For companies in financial distress, § 363 of the U.S. Bankruptcy Code is often a preferred tool to effect a sale of a company’s assets or equity interests. Under § 363, a debtor may sell or lease its property outside the ordinary course of business, free and clear of liens, claims and encumbrances. See 11 U.S.C. 363(b),(f). Section 363 sales are often time-sensitive due to deteriorating asset values, but there is no bankruptcy exemption from compliance with the Hart-Scott-Rodino Antitrust Improvements Act of 1976 (HSR). Accordingly, developing a strategy to address the requirements of HSR is critically important in any qualifying transaction.

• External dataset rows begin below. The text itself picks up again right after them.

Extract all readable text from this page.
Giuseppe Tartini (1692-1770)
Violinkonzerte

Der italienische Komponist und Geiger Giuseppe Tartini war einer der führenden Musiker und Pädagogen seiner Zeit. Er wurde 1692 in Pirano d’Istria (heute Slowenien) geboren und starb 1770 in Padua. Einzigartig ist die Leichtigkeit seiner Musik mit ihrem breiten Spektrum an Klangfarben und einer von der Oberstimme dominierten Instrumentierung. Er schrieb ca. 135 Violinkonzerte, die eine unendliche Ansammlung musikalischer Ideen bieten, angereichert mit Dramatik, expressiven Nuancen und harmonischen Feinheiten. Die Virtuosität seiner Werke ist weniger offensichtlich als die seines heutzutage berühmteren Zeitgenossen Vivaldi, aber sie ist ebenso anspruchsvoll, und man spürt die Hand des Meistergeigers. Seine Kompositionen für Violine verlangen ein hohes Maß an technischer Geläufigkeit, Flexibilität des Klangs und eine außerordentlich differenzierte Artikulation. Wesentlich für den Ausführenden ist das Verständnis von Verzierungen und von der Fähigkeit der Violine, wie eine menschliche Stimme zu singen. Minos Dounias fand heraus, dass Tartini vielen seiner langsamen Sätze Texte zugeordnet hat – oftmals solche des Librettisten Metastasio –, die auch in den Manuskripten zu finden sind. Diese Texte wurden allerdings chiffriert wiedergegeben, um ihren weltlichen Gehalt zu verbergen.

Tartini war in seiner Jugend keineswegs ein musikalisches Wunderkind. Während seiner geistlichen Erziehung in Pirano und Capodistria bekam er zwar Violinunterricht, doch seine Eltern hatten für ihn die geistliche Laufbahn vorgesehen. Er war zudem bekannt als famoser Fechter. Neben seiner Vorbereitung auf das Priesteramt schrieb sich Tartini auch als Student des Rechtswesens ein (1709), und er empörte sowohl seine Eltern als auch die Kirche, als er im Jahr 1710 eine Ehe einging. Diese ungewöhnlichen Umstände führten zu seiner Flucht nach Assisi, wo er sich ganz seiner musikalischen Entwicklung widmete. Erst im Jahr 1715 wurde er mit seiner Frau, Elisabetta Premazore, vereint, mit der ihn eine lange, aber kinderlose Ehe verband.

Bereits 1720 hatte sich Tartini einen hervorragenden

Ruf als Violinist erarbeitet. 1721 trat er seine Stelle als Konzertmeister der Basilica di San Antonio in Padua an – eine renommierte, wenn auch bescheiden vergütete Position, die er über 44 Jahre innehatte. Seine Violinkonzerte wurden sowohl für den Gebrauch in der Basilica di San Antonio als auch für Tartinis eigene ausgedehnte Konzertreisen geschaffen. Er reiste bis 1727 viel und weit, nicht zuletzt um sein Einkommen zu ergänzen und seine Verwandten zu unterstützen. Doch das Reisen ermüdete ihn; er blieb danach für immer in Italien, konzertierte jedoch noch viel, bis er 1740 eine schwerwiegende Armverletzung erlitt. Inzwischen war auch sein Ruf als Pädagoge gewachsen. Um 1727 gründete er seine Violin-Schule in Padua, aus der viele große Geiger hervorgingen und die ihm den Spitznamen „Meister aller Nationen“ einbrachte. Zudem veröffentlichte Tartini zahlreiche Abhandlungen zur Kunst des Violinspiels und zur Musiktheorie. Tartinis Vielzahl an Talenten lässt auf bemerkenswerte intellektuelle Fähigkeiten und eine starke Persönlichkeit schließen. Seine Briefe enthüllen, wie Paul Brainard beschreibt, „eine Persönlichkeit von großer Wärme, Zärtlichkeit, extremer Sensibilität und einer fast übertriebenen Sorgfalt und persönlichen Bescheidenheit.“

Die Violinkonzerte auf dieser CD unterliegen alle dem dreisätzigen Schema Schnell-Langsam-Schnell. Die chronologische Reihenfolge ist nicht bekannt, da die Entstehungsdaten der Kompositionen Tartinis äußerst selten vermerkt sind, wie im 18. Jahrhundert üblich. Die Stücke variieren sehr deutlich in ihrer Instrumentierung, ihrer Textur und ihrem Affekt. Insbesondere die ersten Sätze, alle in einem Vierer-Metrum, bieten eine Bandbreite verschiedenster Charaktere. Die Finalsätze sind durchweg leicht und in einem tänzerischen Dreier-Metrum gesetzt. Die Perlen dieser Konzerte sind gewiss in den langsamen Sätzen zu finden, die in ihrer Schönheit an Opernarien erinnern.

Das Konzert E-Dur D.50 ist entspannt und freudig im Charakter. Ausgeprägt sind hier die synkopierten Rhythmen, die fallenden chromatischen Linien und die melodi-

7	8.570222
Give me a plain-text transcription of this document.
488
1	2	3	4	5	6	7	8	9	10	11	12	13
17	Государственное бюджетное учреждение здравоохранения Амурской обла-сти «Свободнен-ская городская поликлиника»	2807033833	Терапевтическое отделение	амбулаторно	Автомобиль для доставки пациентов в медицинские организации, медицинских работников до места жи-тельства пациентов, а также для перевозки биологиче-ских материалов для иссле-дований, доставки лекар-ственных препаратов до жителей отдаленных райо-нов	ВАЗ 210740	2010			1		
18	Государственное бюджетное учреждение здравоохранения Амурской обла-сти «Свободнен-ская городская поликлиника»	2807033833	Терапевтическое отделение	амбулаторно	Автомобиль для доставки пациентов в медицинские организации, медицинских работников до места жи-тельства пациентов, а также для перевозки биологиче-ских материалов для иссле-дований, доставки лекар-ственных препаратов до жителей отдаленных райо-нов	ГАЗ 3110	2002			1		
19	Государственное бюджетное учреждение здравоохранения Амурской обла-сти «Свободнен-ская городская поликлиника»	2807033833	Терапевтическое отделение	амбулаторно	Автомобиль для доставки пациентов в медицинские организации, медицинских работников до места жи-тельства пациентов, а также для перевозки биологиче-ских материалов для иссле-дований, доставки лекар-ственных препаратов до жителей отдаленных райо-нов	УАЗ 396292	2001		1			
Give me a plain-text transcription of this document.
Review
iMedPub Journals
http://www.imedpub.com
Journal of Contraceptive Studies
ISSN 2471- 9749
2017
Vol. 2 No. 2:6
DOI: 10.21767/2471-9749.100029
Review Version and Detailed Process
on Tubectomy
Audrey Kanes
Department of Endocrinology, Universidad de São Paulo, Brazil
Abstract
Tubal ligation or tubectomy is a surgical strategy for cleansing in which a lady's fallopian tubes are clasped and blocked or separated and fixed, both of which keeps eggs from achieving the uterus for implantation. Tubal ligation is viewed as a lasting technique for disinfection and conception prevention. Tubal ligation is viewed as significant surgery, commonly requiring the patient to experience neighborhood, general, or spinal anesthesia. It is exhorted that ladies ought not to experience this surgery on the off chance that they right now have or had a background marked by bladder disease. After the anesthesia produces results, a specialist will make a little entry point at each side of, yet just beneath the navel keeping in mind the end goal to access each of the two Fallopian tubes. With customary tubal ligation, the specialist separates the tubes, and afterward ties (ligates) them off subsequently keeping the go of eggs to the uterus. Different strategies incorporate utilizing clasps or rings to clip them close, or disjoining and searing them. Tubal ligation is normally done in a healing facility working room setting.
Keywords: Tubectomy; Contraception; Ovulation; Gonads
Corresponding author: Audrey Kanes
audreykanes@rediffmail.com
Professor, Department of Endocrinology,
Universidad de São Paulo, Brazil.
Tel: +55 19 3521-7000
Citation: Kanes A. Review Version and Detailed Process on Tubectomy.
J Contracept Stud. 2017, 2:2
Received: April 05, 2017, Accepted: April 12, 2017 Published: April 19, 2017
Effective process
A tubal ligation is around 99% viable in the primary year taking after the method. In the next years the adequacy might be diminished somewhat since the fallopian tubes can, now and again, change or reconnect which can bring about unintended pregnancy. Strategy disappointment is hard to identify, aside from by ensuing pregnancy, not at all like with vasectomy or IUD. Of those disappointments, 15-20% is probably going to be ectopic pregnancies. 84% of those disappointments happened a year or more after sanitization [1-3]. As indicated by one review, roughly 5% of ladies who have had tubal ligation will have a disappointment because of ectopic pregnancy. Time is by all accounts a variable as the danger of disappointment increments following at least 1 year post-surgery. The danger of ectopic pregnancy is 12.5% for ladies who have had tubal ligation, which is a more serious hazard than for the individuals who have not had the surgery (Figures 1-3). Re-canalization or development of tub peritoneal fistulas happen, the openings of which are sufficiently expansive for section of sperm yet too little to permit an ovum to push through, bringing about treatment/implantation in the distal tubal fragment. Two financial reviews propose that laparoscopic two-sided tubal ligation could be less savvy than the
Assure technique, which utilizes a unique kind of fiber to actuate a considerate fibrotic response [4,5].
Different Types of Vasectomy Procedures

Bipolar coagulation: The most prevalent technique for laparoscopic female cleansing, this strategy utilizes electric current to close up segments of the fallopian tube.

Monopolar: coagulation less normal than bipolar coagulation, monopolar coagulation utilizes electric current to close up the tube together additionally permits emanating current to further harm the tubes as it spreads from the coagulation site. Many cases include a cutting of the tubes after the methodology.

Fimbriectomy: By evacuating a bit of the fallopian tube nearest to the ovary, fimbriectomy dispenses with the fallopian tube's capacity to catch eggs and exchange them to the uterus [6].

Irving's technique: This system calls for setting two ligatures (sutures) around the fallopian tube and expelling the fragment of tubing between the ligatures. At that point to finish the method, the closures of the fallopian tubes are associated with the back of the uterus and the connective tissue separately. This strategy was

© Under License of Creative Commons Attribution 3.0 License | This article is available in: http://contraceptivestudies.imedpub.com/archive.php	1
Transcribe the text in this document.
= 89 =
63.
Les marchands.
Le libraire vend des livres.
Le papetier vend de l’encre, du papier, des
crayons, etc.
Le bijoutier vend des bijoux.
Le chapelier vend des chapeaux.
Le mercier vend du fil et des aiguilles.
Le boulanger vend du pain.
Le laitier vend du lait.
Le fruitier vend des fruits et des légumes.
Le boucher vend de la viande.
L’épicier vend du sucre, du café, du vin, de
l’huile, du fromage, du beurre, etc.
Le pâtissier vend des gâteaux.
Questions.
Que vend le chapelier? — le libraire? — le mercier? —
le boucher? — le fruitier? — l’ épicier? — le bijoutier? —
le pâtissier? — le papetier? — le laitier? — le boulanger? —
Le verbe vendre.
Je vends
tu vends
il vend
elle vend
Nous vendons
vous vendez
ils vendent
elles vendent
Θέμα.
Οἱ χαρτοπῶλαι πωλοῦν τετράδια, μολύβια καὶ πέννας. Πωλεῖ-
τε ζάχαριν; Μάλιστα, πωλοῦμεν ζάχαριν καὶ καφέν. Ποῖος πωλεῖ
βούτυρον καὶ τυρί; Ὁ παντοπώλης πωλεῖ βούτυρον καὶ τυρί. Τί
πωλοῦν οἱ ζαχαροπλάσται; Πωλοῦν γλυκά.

Under § 7 of the Clayton Act, it is unlawful for any person to acquire the assets of another company if the “effect of such acquisition may be substantially to lessen competition.” The primary purpose of HSR is to provide a mechanism for the Federal Trade Commission (FTC) and the U.S. Department of Justice (DOJ) to review potentially anti-competitive transactions before they occur, thereby reducing the costs of unwinding prohibited transactions and avoiding anti-competitive effects. Under HSR’s premerger notification program, certain qualifying acquisitions of voting securities or assets must be reported to the FTC and DOJ, prior to consummation, through the filing of a notification and report form.